For further details, see the documentation of the individual routines and the solvers which also contain a description of all the optional parameters.
Figure figure1
Figure 1

4
References

None.

5
Arguments

1:     handle – Type (c_ptr)Output
Note: handle does not need to be set on input.
On exit: holds a handle to the internal data structure where an empty problem with nvar variables is defined.
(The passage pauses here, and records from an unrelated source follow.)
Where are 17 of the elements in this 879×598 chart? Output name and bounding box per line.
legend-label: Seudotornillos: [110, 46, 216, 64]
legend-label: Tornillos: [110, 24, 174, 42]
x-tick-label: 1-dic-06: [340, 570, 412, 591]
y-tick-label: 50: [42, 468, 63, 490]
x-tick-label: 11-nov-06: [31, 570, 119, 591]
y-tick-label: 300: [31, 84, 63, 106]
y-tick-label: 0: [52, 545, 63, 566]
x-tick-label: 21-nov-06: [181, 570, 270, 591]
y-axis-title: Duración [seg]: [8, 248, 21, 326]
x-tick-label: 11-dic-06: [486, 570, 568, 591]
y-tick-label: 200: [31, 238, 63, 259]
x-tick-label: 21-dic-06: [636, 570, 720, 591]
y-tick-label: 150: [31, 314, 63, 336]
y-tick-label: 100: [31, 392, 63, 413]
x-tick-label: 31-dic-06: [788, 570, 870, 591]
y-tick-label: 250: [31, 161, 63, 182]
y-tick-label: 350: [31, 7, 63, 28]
You must not change the handle until the call to e04rzf (deallocation).
2:     nvar – IntegerInput
On entry: n, the number of decision variables in the problem.
Constraint: nvar>0.
3:     ifail – IntegerInput/Output
On entry: ifail must be set to 0, -1 or 1. If you are unfamiliar with this argument you should refer to Section 3.4 in How to Use the NAG Library and its Documentation for details.
For environments where it might be inappropriate to halt program execution when an error is detected, the value -1 or 1 is recommended. If the output of error messages is undesirable, then the value 1 is recommended. Otherwise, if you are not familiar with this argument, the recommended value is 0. When the value -1 or 1 is used it is essential to test the value of ifail on exit.
On exit: ifail=0 unless the routine detects an error or a warning has been flagged (see Section 6).

6
Error Indicators and Warnings

If on entry ifail=0 or -1, explanatory error messages are output on the current error message unit (as defined by x04aaf).
Errors or warnings detected by the routine:
ifail=6
On entry, nvar=value.
Constraint: nvar>0.
ifail=-99
An unexpected error has been triggered by this routine. Please contact NAG.
See Section 3.9 in How to Use the NAG Library and its Documentation for further information.
ifail=-399
Your licence key may have expired or may not have been installed correctly.
See Section 3.8 in How to Use the NAG Library and its Documentation for further information.
ifail=-999
Dynamic memory allocation failed.
See Section 3.7 in How to Use the NAG Library and its Documentation for further information.

7
Accuracy

Not applicable.

8
Parallelism and Performance

e04raf is not threaded in any implementation.

9
Further Comments

None.

10
Example

See examples associated with other routines in the suite:
the example in Section 10 in e04fff demonstrates how to use a DFO LSQ solver,
the example in Section 10 in e04mtf solves a small LP example using an LP IPM solver,
the example in Section 10 in e04rdf demonstrates how to use the SDPA file reader and how to solve linear semidefinite programming problems, including printing of the matrix Lagrangian multipliers,
the example in Section 10 in e04rff presents an alternative way to compute the nearest correlation matrix by means of nonlinear semidefinite programming,
a matrix completion problem (minimization of a rank of a partially unknown matrix) formulated as SDP is demonstrated in Section 10 in e04rhf, the example also demonstrates the monitoring mode of the solver e04svf,
the example in Section 10 in e04rjf solves LP/QP problems read in from an MPS file by e04mxf,
an application for statistics, E optimal design, solved as an SDP problem is shown in Section 10 in e04rnf,
the example in Section 10 in e04rpf reads a BMI-SDP problem from a file which can be modified, in this case it solves a Static Output Feedback (SOF) problem,
the example in Section 10 in e04rxf demonstrates how an approximate solution can be extracted during a monitoring step of e04mtf,
the example in Section 10 in e04ryf walks through the life cycle of the handle in which a BMI-SDP problem is formulated and solved,
an example in Section 10 in e04stf is a small test from Hock and Schittkowski set to show how to call the NLP solver,
the simple example in Section 10 in e04svf demonstrates on the Lovász ϑ function eigenvalue optimization problem formulated as SDP.